A Detailed Explanation
This is going to come out at some point, so I might as well say it here and now: I declined a Hugo nomination for this year’s Best Fan Writer award. I think it’s only fair to the people who voted for me to say why. Be warned, this is going to take a while. (And long-time readers of mine around these parts know that coming from me, that really means something.)
Firstly, given the nature of this post and the scrutiny that surrounds a major award, I should probably introduce myself. Hi. I’m Matthew David Surridge, a Montreal-area writer. I had a couple of longish short stories published a few years ago, one in the paper version of Black Gate and one at Beneath Ceaseless Skies. I’ve been fighting some minor but debilitating illnesses for a while which have kept me from writing fiction, but luckily reading and thinking about books is still within my power, and so I’ve been blogging here at Blackgate.com since 2010.
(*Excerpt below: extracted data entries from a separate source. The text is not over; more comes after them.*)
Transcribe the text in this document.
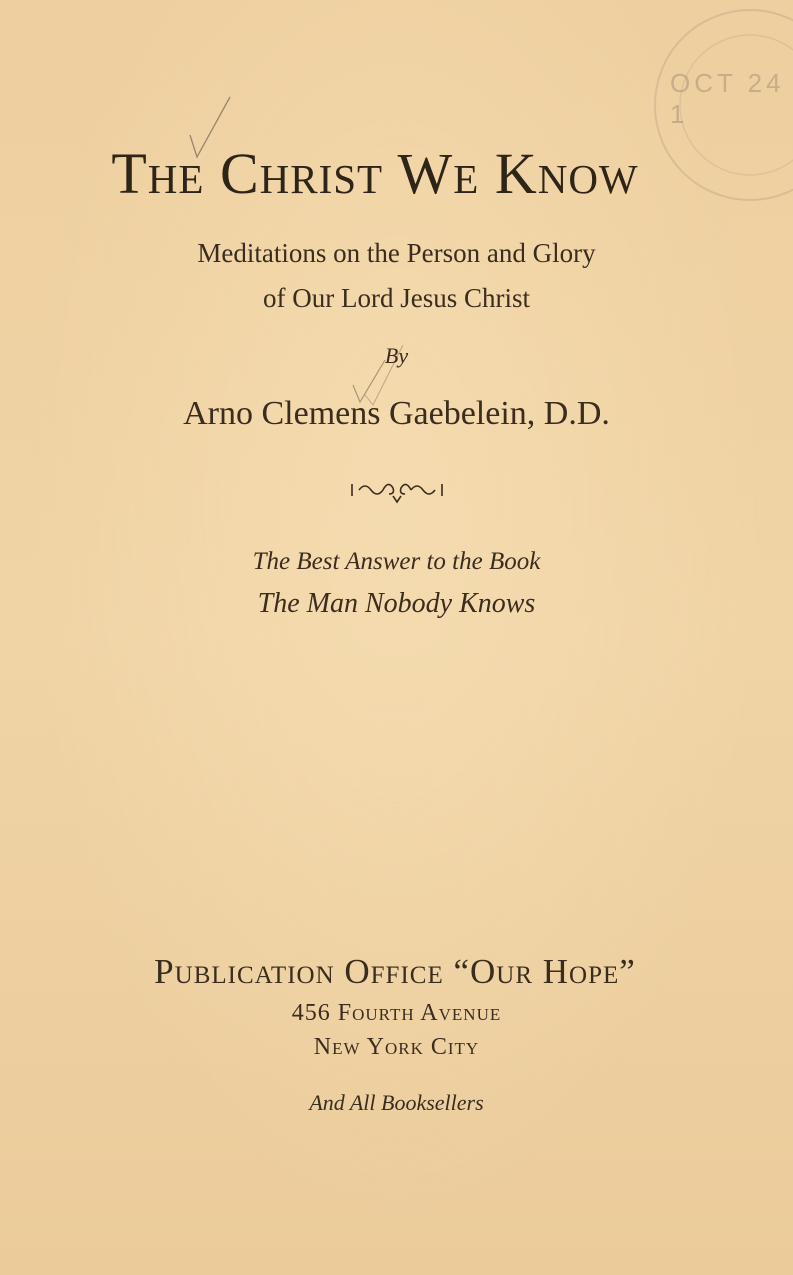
OCT 24 1
The Christ We Know
Meditations on the Person and Glory
of Our Lord Jesus Christ
By
Arno Clemens Gaebelein, D.D.
The Best Answer to the Book
The Man Nobody Knows
Publication Office “Our Hope”
456 Fourth Avenue
New York City
And All Booksellers
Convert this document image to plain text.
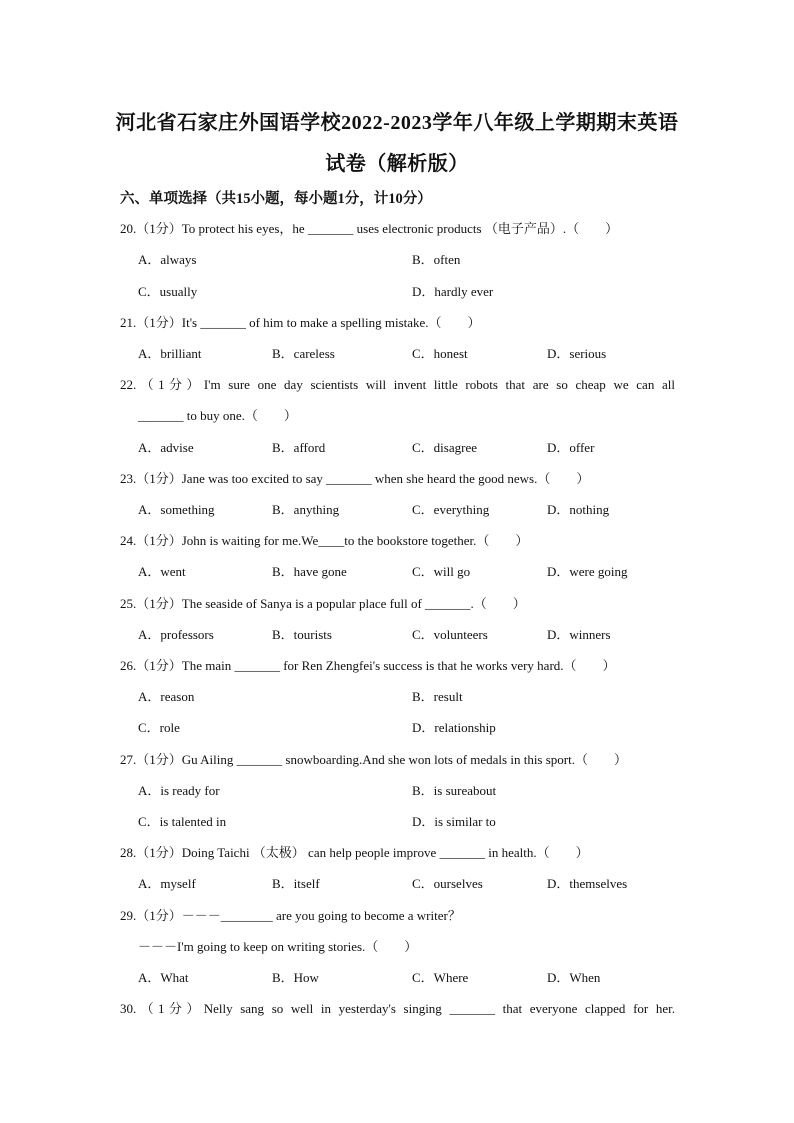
河北省石家庄外国语学校2022-2023学年八年级上学期期末英语
试卷（解析版）
六、单项选择（共15小题，每小题1分，计10分）
20.（1分）To protect his eyes，he _______ uses electronic products （电子产品）.（　　）
A．always	B．often
C．usually	D．hardly ever
21.（1分）It's _______ of him to make a spelling mistake.（　　）
A．brilliant	B．careless	C．honest	D．serious
22.（1分）I'm sure one day scientists will invent little robots that are so cheap we can all
_______ to buy one.（　　）
A．advise	B．afford	C．disagree	D．offer
23.（1分）Jane was too excited to say _______ when she heard the good news.（　　）
A．something	B．anything	C．everything	D．nothing
24.（1分）John is waiting for me.We____to the bookstore together.（　　）
A．went	B．have gone	C．will go	D．were going
25.（1分）The seaside of Sanya is a popular place full of _______.（　　）
A．professors	B．tourists	C．volunteers	D．winners
26.（1分）The main _______ for Ren Zhengfei's success is that he works very hard.（　　）
A．reason	B．result
C．role	D．relationship
27.（1分）Gu Ailing _______ snowboarding.And she won lots of medals in this sport.（　　）
A．is ready for	B．is sureabout
C．is talented in	D．is similar to
28.（1分）Doing Taichi （太极） can help people improve _______ in health.（　　）
A．myself	B．itself	C．ourselves	D．themselves
29.（1分）－－－________ are you going to become a writer？
－－－I'm going to keep on writing stories.（　　）
A．What	B．How	C．Where	D．When
30.（1分）Nelly sang so well in yesterday's singing _______ that everyone clapped for her.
I mostly write about books I’ve recently enjoyed. In 2014, that included posts about surrealist Leonora Carrington’s The Hearing Trumpet, Elizabeth Hand’s Bride of Frankenstein tie-in novel Pandora’s Bride, a collection of short stories by Violet Paget AKA Vernon Lee, Amos Tutuola’s The Palm-Wine Drinkard and My Life in the Bush of Ghosts, the medieval tales in the Gesta Romanorum, Mary Gentle’s The Black Opera, Stella Gemmell’s The City, V.E. Schwab’s Vicious, Olga Slavnikova’s 2017, Jan Morris’ wonderful Hav, Phyllis Ann Karr’s Wildraith’s Last Battle, Steven Bauer’s Satyrday, the Harlan Ellison–edited shared-world anthology Medea, Pat Murphy’s three ‘Max Merriwell’ novels (There And Back Again, Wild Angel, and Adventures in Time and Space With Max Merriwell), Sylvia Townsend Warner’s debut novel Lolly Willowes, E.R. Eddison’s The Worm Ouroboros and Zimiamvia trilogy, and Patricia A. McKillip’s The Changeling Sea. I also often write about comics, and last year I discussed the Steve Ditko/Wally Wood/Paul Levitz run of Stalker from the 1970s; the first volume of Brian K. Vaughan and Fiona Staples’ Hugo-winning Saga; Alan Moore, Antony Johnston, and Facundo Percio’s Fashion Beast; and Sage Stossel’s Starling.